The Unreasonable Effectiveness of Character-Level Language Models

bcoates · on May 26, 2015

This is exactly the letter-based version of the "Dissociated Press" Markov-chain algorithm, right?

I'd suspect some of the perceived quality at higher orders (particularly for the source-code example) is just coming from the transition graph becoming sparse and deterministically repeating long stretches of the input text verbatim.

_pvxk · on May 26, 2015

Goldberg says parenthesis-balancing and indentation etc. would require lots of non-trivial human reasoning to implement, but I found https://news.ycombinator.com/item?id=9585080 's example even more amazing: the NN actually learns meter and parts of speech – I don't find it very likely that you could get a character-based markov-chain to generate completely novel grammatically correct constructions (with correct meter!) from such a small corpus, since you always have to weigh correctness (high order) up against ability-to-generalise (low order).

foldr · on May 27, 2015

It's not true that it learns the meter. If you look through the large generated example you'll see that there's not much consistency in the number of syllables per line.

SilasX · on May 26, 2015

That same article (that you linked) showed how the RNN learned to balance parentheses.

_pvxk · on May 26, 2015

? I tried linking to a comment …

EDIT: Oh, misunderstood. I know the RNN can do the parens-balancing, and that's why Goldberg said that parens-balancing was impressive, since with his method you'd need to add other hacks around it.
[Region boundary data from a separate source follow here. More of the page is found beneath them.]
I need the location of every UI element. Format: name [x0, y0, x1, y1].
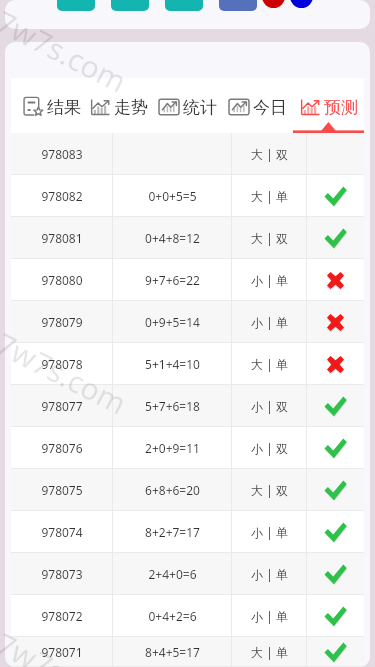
- button[interactable]: 978079: [11, 301, 364, 343]
- staticText: 0+4+8=12: [145, 230, 200, 246]
- staticText: 大 | 双: [251, 230, 288, 246]
- button[interactable]: 978073: [11, 553, 364, 595]
- staticText: 6+8+6=20: [145, 482, 200, 498]
- button[interactable]: 978078: [11, 343, 364, 385]
- button[interactable]: 走势: [81, 78, 151, 133]
- button[interactable]: 978081: [11, 217, 364, 259]
- staticText: 978073: [41, 566, 83, 582]
- staticText: 978083: [41, 146, 83, 162]
- staticText: 大 | 双: [251, 482, 288, 498]
- staticText: 预测: [324, 97, 358, 118]
- staticText: 小 | 单: [251, 608, 288, 624]
- staticText: 小 | 单: [251, 524, 288, 540]
- button[interactable]: 978074: [11, 511, 364, 553]
- staticText: 小 | 双: [251, 440, 288, 456]
- staticText: 978077: [41, 398, 83, 414]
- staticText: 大 | 单: [251, 644, 288, 660]
- staticText: 今日: [253, 97, 287, 118]
- staticText: 7w7s.com: [0, 1, 134, 102]
- button[interactable]: 预测: [293, 78, 364, 133]
- staticText: 978082: [41, 188, 83, 204]
- staticText: 978078: [41, 356, 83, 372]
- button[interactable]: 978077: [11, 385, 364, 427]
- staticText: 大 | 单: [251, 356, 288, 372]
- staticText: 8+4+5=17: [145, 644, 200, 660]
- button[interactable]: 结果: [11, 78, 81, 133]
- staticText: 0+9+5=14: [145, 314, 200, 330]
- staticText: 978076: [41, 440, 83, 456]
- staticText: 7w7s.com: [0, 323, 134, 424]
- staticText: 978072: [41, 608, 83, 624]
- button[interactable]: 978080: [11, 259, 364, 301]
- staticText: 小 | 单: [251, 314, 288, 330]
- staticText: 结果: [47, 97, 81, 118]
- staticText: 7w7s.com: [0, 623, 134, 667]
- button[interactable]: 978075: [11, 469, 364, 511]
- staticText: 978075: [41, 482, 83, 498]
- staticText: 978081: [41, 230, 83, 246]
- staticText: 走势: [114, 97, 148, 118]
- staticText: 978080: [41, 272, 83, 288]
- staticText: 大 | 单: [251, 188, 288, 204]
- button[interactable]: 978071: [11, 637, 364, 667]
- staticText: 978079: [41, 314, 83, 330]
- staticText: 978074: [41, 524, 83, 540]
- staticText: 大 | 双: [251, 146, 288, 162]
- button[interactable]: 978072: [11, 595, 364, 637]
- staticText: 2+4+0=6: [148, 566, 197, 582]
- staticText: 小 | 单: [251, 566, 288, 582]
- staticText: 统计: [183, 97, 217, 118]
- button[interactable]: 978082: [11, 175, 364, 217]
- button[interactable]: 978083: [11, 133, 364, 175]
- button[interactable]: 统计: [151, 78, 222, 133]
- staticText: 978071: [41, 644, 83, 660]
- staticText: 小 | 单: [251, 272, 288, 288]
- button[interactable]: 今日: [222, 78, 293, 133]
- staticText: 5+7+6=18: [145, 398, 200, 414]
- staticText: 2+0+9=11: [145, 440, 200, 456]
- staticText: 5+1+4=10: [145, 356, 200, 372]
- staticText: 0+4+2=6: [148, 608, 197, 624]
- staticText: 0+0+5=5: [148, 188, 197, 204]
- staticText: 8+2+7=17: [145, 524, 200, 540]
- staticText: 小 | 双: [251, 398, 288, 414]
- button[interactable]: 978076: [11, 427, 364, 469]
- staticText: 9+7+6=22: [145, 272, 200, 288]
JoachimSchipper · on May 26, 2015

HN discussion of the blog post this is a response to (890 points, 204 comments): https://news.ycombinator.com/item?id=9584325.

rectangletangle · on May 26, 2015

I did a project that used a similar technique, but mapping only a single state transition. For its simplicity it was very effective.

https://github.com/rectangletangle/atypical

flipp3r · on May 26, 2015

I also did a project that used a similar technique which scrapes text from 4chan, mapping N words to the next possible word.

https://github.com/skphilipp/humanity

transpy · on May 26, 2015

Why 4chan?

flipp3r · on May 26, 2015

I browse it myself, it has a really simple API and the content is refreshed quite fast on active boards.

wodenokoto · on May 26, 2015

People have been working for age trying to generate passable text by looking at n-grams for whole words. It is quite surprising to see that all along we could have done better by using a simpler model!

transpy · on May 26, 2015

Yes, I guess computers are better than us at deciding how to organize characters in words, judging by the author's typos: 'liklihood', 'Mathematiacally', 'langauge', 'immitate', 'somehwat', characer', 'commma', Shakespear', 'characteters', 'Shakepearan'.